Will electronic media eventually eradicate paper products? The transition is eventual, however one restaurant in Australia is taking the digital step early by ditching its paper-based menus and wine lists. Instead, it will offer customers an iPad running a special application designed to not only list the establishment's menu, but apparently their ingredients. and other useful information.
"The thirst for knowledge from consumers these days is massive," said Chris Lucas, owner of the Pearl restaurant located in inner-city Richmond. "It doesn't matter whether it's ingredients, origins of produce or wine, and particularly Old World wine, this platform can provide as little, or as much, information as each customer wants. This is not a gimmick.

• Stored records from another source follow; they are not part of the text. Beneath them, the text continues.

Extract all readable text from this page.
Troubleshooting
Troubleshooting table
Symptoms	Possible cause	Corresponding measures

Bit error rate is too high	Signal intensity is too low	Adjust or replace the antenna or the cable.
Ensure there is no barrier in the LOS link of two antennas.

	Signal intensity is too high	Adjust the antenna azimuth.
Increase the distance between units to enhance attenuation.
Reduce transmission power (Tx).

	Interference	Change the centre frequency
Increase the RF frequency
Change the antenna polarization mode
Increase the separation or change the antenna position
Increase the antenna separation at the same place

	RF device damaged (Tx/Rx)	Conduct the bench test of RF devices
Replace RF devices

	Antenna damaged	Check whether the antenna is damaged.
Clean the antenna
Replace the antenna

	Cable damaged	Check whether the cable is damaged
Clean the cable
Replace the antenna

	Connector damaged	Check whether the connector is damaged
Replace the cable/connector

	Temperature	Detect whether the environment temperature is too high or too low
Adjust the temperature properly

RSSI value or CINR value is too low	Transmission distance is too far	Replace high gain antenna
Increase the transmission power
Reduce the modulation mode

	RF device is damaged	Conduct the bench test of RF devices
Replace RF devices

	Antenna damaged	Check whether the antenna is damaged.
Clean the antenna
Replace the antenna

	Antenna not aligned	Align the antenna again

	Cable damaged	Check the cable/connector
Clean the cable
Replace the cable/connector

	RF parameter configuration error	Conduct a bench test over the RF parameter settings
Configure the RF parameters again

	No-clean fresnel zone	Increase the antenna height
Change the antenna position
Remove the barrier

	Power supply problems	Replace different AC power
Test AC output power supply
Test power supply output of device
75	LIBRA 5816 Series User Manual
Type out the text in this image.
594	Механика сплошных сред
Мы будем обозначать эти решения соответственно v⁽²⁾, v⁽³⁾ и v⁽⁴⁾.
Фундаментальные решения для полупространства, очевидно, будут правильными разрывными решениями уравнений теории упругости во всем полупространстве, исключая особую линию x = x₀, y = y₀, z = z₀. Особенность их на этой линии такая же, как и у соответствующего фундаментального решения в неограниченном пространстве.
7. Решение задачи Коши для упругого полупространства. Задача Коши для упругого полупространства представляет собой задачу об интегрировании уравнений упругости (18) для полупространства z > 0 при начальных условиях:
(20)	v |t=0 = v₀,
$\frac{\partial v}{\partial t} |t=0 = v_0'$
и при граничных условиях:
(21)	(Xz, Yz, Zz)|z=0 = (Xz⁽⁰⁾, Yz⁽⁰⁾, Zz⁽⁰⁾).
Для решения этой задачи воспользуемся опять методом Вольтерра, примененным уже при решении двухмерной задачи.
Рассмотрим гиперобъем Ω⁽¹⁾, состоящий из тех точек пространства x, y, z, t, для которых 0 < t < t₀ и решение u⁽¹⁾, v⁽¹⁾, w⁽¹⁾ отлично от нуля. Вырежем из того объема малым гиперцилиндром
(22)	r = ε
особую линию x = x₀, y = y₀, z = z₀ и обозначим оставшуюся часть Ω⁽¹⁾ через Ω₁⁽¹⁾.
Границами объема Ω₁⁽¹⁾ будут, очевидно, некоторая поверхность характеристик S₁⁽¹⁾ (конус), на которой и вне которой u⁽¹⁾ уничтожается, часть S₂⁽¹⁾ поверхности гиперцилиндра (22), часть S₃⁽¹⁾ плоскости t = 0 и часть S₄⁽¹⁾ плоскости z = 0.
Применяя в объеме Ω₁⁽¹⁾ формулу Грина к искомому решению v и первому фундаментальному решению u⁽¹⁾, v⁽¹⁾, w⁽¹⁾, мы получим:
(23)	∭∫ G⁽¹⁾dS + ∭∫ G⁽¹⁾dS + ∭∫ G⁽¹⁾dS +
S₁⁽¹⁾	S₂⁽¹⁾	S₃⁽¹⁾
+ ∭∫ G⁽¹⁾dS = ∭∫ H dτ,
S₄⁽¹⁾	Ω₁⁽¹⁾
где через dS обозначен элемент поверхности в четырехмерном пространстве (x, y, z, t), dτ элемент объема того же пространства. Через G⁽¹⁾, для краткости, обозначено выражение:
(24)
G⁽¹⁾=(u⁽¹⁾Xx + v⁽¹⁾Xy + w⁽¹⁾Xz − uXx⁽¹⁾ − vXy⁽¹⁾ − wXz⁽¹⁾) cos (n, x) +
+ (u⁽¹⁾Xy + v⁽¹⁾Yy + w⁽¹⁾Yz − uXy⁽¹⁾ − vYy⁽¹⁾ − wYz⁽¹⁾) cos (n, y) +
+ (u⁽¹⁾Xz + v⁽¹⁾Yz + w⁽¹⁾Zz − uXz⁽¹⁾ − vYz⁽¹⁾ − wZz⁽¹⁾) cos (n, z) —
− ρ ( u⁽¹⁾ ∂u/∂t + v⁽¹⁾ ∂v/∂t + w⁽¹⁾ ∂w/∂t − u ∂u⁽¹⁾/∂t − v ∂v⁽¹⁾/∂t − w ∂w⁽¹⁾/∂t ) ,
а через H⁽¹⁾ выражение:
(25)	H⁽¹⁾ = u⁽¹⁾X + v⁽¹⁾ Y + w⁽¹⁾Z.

I really reckon this is going to set a precedent."
Lucas provided an example, explaining that the app would list wines and their prices. However the information on a particular brand and year could be expanded to offer tasting notes, suggested food matches, popular recipes associated with the wine, and even links to the actual vineyard and wine producer.
Lucas assured that the new iPad-based menu is not about making waiters redundant--they still serve an important role. "We don't want the consumer placing the order," he said. "There is still a very important role for service staff in a smart restaurant, but the graphics and functionality make this thing a very important resource. I think a lot of traditional restaurant situations can be very intimidating. This is a way to liberate the consumer."
Application development took five months and nearly $40,000 out of his pocket. Currently he has four iPad devices already in use--an additional eleven units are on the way. Lucas added that he'll keep several copies of the paper-based versions on-hand for now for old-school customers who'd rather not use the digital tablet.